The Projection and Command vessel Mistral in Brest, France.
The Projection and Command vessel Mistral in Brest, France.
Nicolas Tenzer

Defying U.S. and NATO pressure to cancel its $1.6 billion sale of two Mistral warships to Russia, French President François Hollande has said that the first will be delivered in October, while the delivery of the second would "depend on Russia's attitude."


PARIS — France simply cannot deliver two Mistral warships to Russia. Doing that would be like our country selling cannons to 1936 or 1938 Nazi Germany.

Selling warships to Russian President Vladimir Putin would be in stark contrast with President François Hollande's Russian stance since his election in May 2012, long before Moscow’s violation of Ukrainian sovereignty. This deal would be a violation of our principles, of our values and of the consistency of our foreign policy.

Someone needs to say this and sweep away any arguments to the contrary.

Some people claim that we are bound by the letter of a standing contract. Raising questions about the deal, they say, would undermine the state's basic credibility. Can we take this argument seriously when Russia violates international law? The current context also requires us to question it, because armament contracts should never be considered as regular ones.

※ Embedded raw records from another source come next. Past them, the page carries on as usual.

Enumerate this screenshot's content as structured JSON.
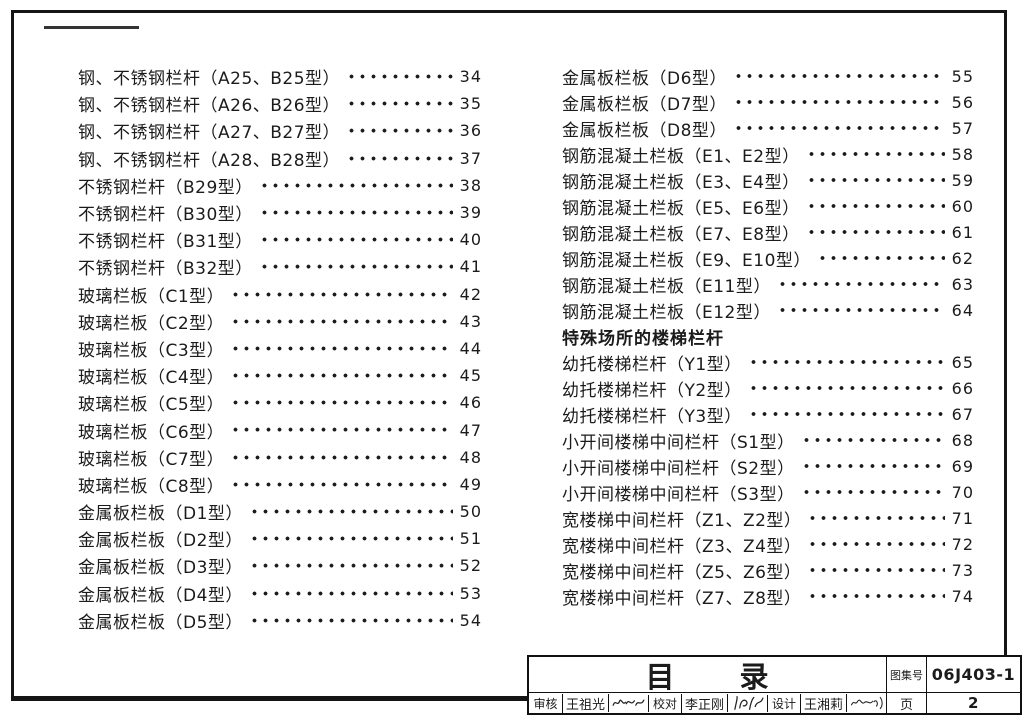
{
  "page": {
    "background": "#ffffff",
    "ink": "#1b1b1b"
  },
  "toc": {
    "left_column": [
      {
        "type": "entry",
        "title": "钢、不锈钢栏杆（A25、B25型）",
        "page": "34"
      },
      {
        "type": "entry",
        "title": "钢、不锈钢栏杆（A26、B26型）",
        "page": "35"
      },
      {
        "type": "entry",
        "title": "钢、不锈钢栏杆（A27、B27型）",
        "page": "36"
      },
      {
        "type": "entry",
        "title": "钢、不锈钢栏杆（A28、B28型）",
        "page": "37"
      },
      {
        "type": "entry",
        "title": "不锈钢栏杆（B29型）",
        "page": "38"
      },
      {
        "type": "entry",
        "title": "不锈钢栏杆（B30型）",
        "page": "39"
      },
      {
        "type": "entry",
        "title": "不锈钢栏杆（B31型）",
        "page": "40"
      },
      {
        "type": "entry",
        "title": "不锈钢栏杆（B32型）",
        "page": "41"
      },
      {
        "type": "entry",
        "title": "玻璃栏板（C1型）",
        "page": "42"
      },
      {
        "type": "entry",
        "title": "玻璃栏板（C2型）",
        "page": "43"
      },
      {
        "type": "entry",
        "title": "玻璃栏板（C3型）",
        "page": "44"
      },
      {
        "type": "entry",
        "title": "玻璃栏板（C4型）",
        "page": "45"
      },
      {
        "type": "entry",
        "title": "玻璃栏板（C5型）",
        "page": "46"
      },
      {
        "type": "entry",
        "title": "玻璃栏板（C6型）",
        "page": "47"
      },
      {
        "type": "entry",
        "title": "玻璃栏板（C7型）",
        "page": "48"
      },
      {
        "type": "entry",
        "title": "玻璃栏板（C8型）",
        "page": "49"
      },
      {
        "type": "entry",
        "title": "金属板栏板（D1型）",
        "page": "50"
      },
      {
        "type": "entry",
        "title": "金属板栏板（D2型）",
        "page": "51"
      },
      {
        "type": "entry",
        "title": "金属板栏板（D3型）",
        "page": "52"
      },
      {
        "type": "entry",
        "title": "金属板栏板（D4型）",
        "page": "53"
      },
      {
        "type": "entry",
        "title": "金属板栏板（D5型）",
        "page": "54"
      }
    ],
    "right_column": [
      {
        "type": "entry",
        "title": "金属板栏板（D6型）",
        "page": "55"
      },
      {
        "type": "entry",
        "title": "金属板栏板（D7型）",
        "page": "56"
      },
      {
        "type": "entry",
        "title": "金属板栏板（D8型）",
        "page": "57"
      },
      {
        "type": "entry",
        "title": "钢筋混凝土栏板（E1、E2型）",
        "page": "58"
      },
      {
        "type": "entry",
        "title": "钢筋混凝土栏板（E3、E4型）",
        "page": "59"
      },
      {
        "type": "entry",
        "title": "钢筋混凝土栏板（E5、E6型）",
        "page": "60"
      },
      {
        "type": "entry",
        "title": "钢筋混凝土栏板（E7、E8型）",
        "page": "61"
      },
      {
        "type": "entry",
        "title": "钢筋混凝土栏板（E9、E10型）",
        "page": "62"
      },
      {
        "type": "entry",
        "title": "钢筋混凝土栏板（E11型）",
        "page": "63"
      },
      {
        "type": "entry",
        "title": "钢筋混凝土栏板（E12型）",
        "page": "64"
      },
      {
        "type": "heading",
        "title": "特殊场所的楼梯栏杆"
      },
      {
        "type": "entry",
        "title": "幼托楼梯栏杆（Y1型）",
        "page": "65"
      },
      {
        "type": "entry",
        "title": "幼托楼梯栏杆（Y2型）",
        "page": "66"
      },
      {
        "type": "entry",
        "title": "幼托楼梯栏杆（Y3型）",
        "page": "67"
      },
      {
        "type": "entry",
        "title": "小开间楼梯中间栏杆（S1型）",
        "page": "68"
      },
      {
        "type": "entry",
        "title": "小开间楼梯中间栏杆（S2型）",
        "page": "69"
      },
      {
        "type": "entry",
        "title": "小开间楼梯中间栏杆（S3型）",
        "page": "70"
      },
      {
        "type": "entry",
        "title": "宽楼梯中间栏杆（Z1、Z2型）",
        "page": "71"
      },
      {
        "type": "entry",
        "title": "宽楼梯中间栏杆（Z3、Z4型）",
        "page": "72"
      },
      {
        "type": "entry",
        "title": "宽楼梯中间栏杆（Z5、Z6型）",
        "page": "73"
      },
      {
        "type": "entry",
        "title": "宽楼梯中间栏杆（Z7、Z8型）",
        "page": "74"
      }
    ]
  },
  "title_block": {
    "title_chars": [
      "目",
      "录"
    ],
    "atlas_no_label": "图集号",
    "atlas_no": "06J403-1",
    "page_label": "页",
    "page_no": "2",
    "reviewer_label": "审核",
    "reviewer_name": "王祖光",
    "reviewer_signature": "王祖光",
    "checker_label": "校对",
    "checker_name": "李正刚",
    "checker_signature": "李正刚",
    "designer_label": "设计",
    "designer_name": "王湘莉",
    "designer_signature": "王湘莉"
  }
}
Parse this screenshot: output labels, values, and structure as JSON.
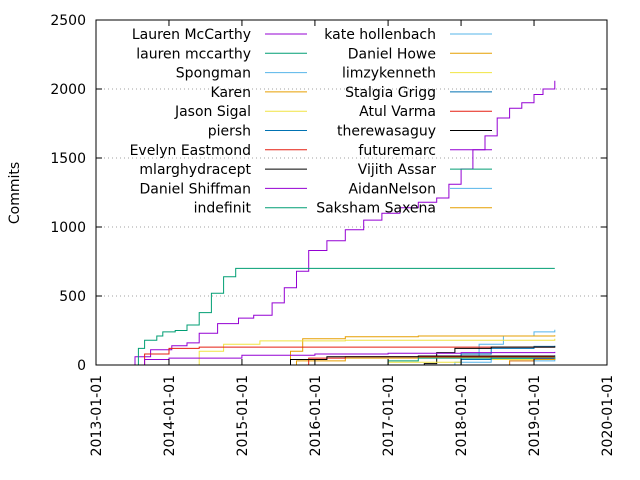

These people, then, talk about penalties if the deal falls through. Can we really point out this financial argument, while our values — as well as people's lives — are on the line? This would simply be pathetic.

They claim we should keep the best interests of our shipyards at heart and not drive workers to despair. Again, this argument doesn't hold up. After making the necessary changes, we could very well deliver the warships to our own navy, or work on finding other purchasers seduced by the operational quality of our helicopter carriers. These new partners should be NATO forces in the first place. It is always better to cancel a contract than to relinquish your soul.

Setting the standard

The third argument often expressed in favor of this French-Russian deal is the following: Why should France suffer from the sanctions policy when the U.S., Britain and Germany are trying to avoid its consequences, under the influenced of powerful lobbies?

Of course, we must condemn the hypocrisy of others and push for these sanctions to be shared fairly among EU countries and the U.S. But we also we need to remain a model, an example to follow. We need to show a united front, particularly in Europe. The European Union's collective credibility is at stake, along with its dignity and efficiency against a dangerous regime.

Pressure from the U.S. and other countries is unacceptable. We shouldn't obey their decree, which isn't disinterested. These pressures are clumsy, to say the least. Yet these positions were very clear as soon as negotiations started between Moscow and Paris regarding the sale of these Mistrals.

Considering the Georgian precedent, this deal should have never happened. But there is a strong competition on arms sales between France and the U.S., a rivalry that isn't always fair. We must talk about it openly with our American allies.

Given the current state of affairs, the sale takes on a specific dimension. There used to be a ban on weaponry sales to Soviet Russia. When Putin threatens security and freedom in Europe, when troops he helped arm slaughter citizens from allied countries and freedom fighters, we must enact this ban again.

Delivering these helicopter carriers would also go against the urgent necessity to reinforce NATO, which must be a framework in which we can openly and frankly discuss weaponry contracts.

Rational about Russia

Other supporters of the deal claim that, at this point, we should keep it as a means to pressure Russia to adopt a more cooperative attitude. This would be particularly short-sighted. Can we realistically think that Russia will radically change its foreign policy by October? Imagining that such a shift is possible in two months is nothing more than false naivety.

Finally, the last argument — and also the most strategic — suggests that we must spare our mid-term and long-term relationship with Russia and not exclude ourselves from a necessary dialogue with Moscow. Sure, we would like a conciliatory Russia. But let's be rational. It's an isolated country and it needs the EU even more to face China"s pressure on its southeastern front and the instability of the Caucasian Republics southwest of its borders.

For economic, demographic, institutional and intellectual reasons, Russia will become a second-rate power in a few decades. Putin's nationalist policy is a doomed-to-fail attempt to erase this reality, both at home and abroad.

What's worse is that this policy is tragic for the future of Russian people. Capitals and elites are fleeing the country. Civil society would never understand it if we were too lenient with an entire nation's oppressor, just to spare an uncertain future. We would be forgetting the memory of Anna Politkovskaya, Natalya Estemirova, and so many other martyrs who fought for freedom.

Russia now represents the biggest threat to Europe's security. The time has come for us, French and Europeans, to say "stop."